Why is it that in most projects 70% of the BI/DWH development effort is spent on data integration? What makes data integration so complex? According to datawarhouse guru Ralph Kimbal there are 38 unique subsystems of ETL. After reading the Kimball article, you may conclude it is no wonder that so much effort is spent on this aspect of BI/DWH. However, I’m convinced the effort spent on ETL in BI/DWH development can be reduced drastically by:
1. Focussing on data quality issues at the source instead of dealing with them in ETL
Having just completed an excelelnt training on Total Information Quality Management, I’m even more convinced that a lot of effort spent on data quality issues should be avoided. If the data quality of the source system is not improved, the effort spent here is scrap and rework at best.

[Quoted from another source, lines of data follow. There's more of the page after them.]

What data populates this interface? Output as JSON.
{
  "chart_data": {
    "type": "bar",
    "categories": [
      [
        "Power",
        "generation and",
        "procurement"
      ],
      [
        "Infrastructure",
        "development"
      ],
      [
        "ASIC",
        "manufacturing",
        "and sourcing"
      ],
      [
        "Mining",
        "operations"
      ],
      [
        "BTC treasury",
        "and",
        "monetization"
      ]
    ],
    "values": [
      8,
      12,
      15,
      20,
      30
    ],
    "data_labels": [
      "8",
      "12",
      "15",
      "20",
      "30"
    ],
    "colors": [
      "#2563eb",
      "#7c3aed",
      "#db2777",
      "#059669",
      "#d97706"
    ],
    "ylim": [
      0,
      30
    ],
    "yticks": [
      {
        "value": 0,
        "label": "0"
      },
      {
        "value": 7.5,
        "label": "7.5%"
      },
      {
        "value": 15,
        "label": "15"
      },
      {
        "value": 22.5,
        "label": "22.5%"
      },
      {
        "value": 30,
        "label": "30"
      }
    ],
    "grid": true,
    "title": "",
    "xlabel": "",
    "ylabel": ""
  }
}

So reduce the effort here by spending more time on finding the causes for these data quality issues where they arise (gemba: In quality management gemba means the manufacturing floor and the idea is that if a problem occurs, the engineers must go there to understand the full impact of the problem). Improve processes and use mistake proofing techniques to avoid these. (Poka yoke: a Japanese term that means fail-safing or “mistake-proofing”. A poka-yoke is any mechanism in a manufacturing ocess that helps an equipment operator avoid (yokeru) mistakes (poka). Its purpose is to eliminate product defects by preventing, correcting, or drawing attention to human errors as they occur).
In other words: focus on source data quality improvement so you can reduce the eforts spent on data quality checks and data cleansing.
2. Architecting for change
The datawarehouse and datamarts should be architected in such a way that changes require minimal effort. One elegant way to achieve this this is to apply the Data Vault method in which the datawarehouse is moddeled according to a standard method and data integration complexity is put between the datawarehouse and the (staging out area or datamarts) , allowing for loading one to one data from the source in a largely standardised manner. In this way changes in business requirements have minimal impact on the datawarehouse layer. Be sure to check out the ”The next generation EDW” articles on the articles page for more information.
3. Generate instead of build
I am in strong favour of the use of products that provide metadata driven automation and generation of SQL and DDL such as Kalido DIW and BI-Ready. When using these tools changes are much faster to realize, morover a lot mof time and effort is saved because less coding is required. With these tools data integration is much more a case of modelling, configuring and generating instead of building.
So yes, I’m convinced data integration effort ican be significantly reduced.